Cue the casual I-could-care-less shrug, which I don’t quite pull off in a convincing way. Still, I have to get points for trying. “Nothing to talk about. I’m sorry I interrupted you on your date. This isn’t a good time, actually. I’m expecting—”
He puts his hand on the door when I try to close it.
“I saw your face,” he says.
He means earlier. I stare at him. “I was surprised, that’s all.”
He shakes his head. “No. You still love me.”
Trust Tucker to just come right out and say it.
“No,” I say.
The corner of his mouth lifts. “You are such a bad liar.”

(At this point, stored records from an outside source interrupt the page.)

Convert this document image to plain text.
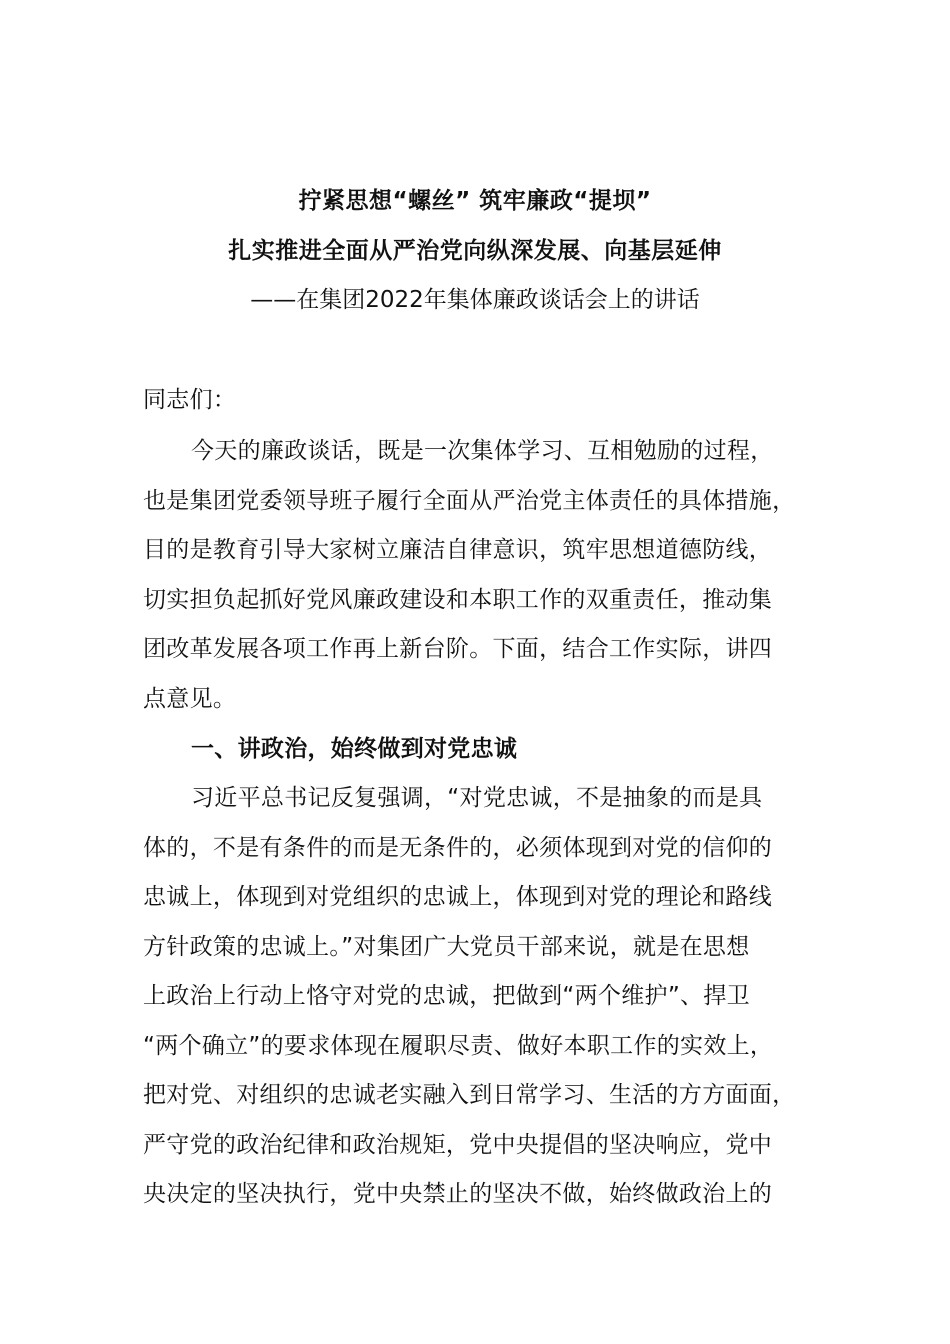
拧紧思想“螺丝” 筑牢廉政“提坝”
扎实推进全面从严治党向纵深发展、向基层延伸
——在集团2022年集体廉政谈话会上的讲话
同志们：
今天的廉政谈话，既是一次集体学习、互相勉励的过程，
也是集团党委领导班子履行全面从严治党主体责任的具体措施，
目的是教育引导大家树立廉洁自律意识，筑牢思想道德防线，
切实担负起抓好党风廉政建设和本职工作的双重责任，推动集
团改革发展各项工作再上新台阶。下面，结合工作实际，讲四
点意见。
一、讲政治，始终做到对党忠诚
习近平总书记反复强调，“对党忠诚，不是抽象的而是具
体的，不是有条件的而是无条件的，必须体现到对党的信仰的
忠诚上，体现到对党组织的忠诚上，体现到对党的理论和路线
方针政策的忠诚上。”对集团广大党员干部来说，就是在思想
上政治上行动上恪守对党的忠诚，把做到“两个维护”、捍卫
“两个确立”的要求体现在履职尽责、做好本职工作的实效上，
把对党、对组织的忠诚老实融入到日常学习、生活的方方面面，
严守党的政治纪律和政治规矩，党中央提倡的坚决响应，党中
央决定的坚决执行，党中央禁止的坚决不做，始终做政治上的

I take a few steps back, lift my chin. “You really should go.”
“Not going to happen.”
“Why do you have to be so pigheaded?” I exclaim, throwing my hands in the air. “Fine.” I turn away from the door and let him follow me inside.
He laughs. “Back at you.”
“Tucker! I swear!”
He sobers. He takes his hat off and puts it on the hook by the door. “The thing is, I’ve tried to stop thinking about you. Believe me, I’ve tried, but every time I think I’ve got a handle on my heart, you pop up again.”
“I will work on that. I will try to stay out of your barn,” I promise.
“No,” he says. “I don’t want you to stay out of my barn.”
“This is crazy,” I say. “I can’t. I’m trying to do—”
“What’s right,” he fills in. “You’re always trying to do what’s right. I love that about you.” He comes closer, too close now, stares down at me with that familiar heat in his eyes.
Then he says it. “I love you. That’s not going away.”
My heart flies up like a bird on wings, but I try to clobber it back down. “I can’t be with you,” I manage.
“Why, because of your purpose? Because God told you so? I want to see that written down somewhere, I want to see it decreed, that you, Clara Gardner, can’t love me because you’re part angel. Tell me where it says that.” He reaches behind him, and to my shock he pulls what looks to be a Bible out of the waistband of his jeans. “Because I want to read you this.”
He opens it, thumbs through to find the right passage.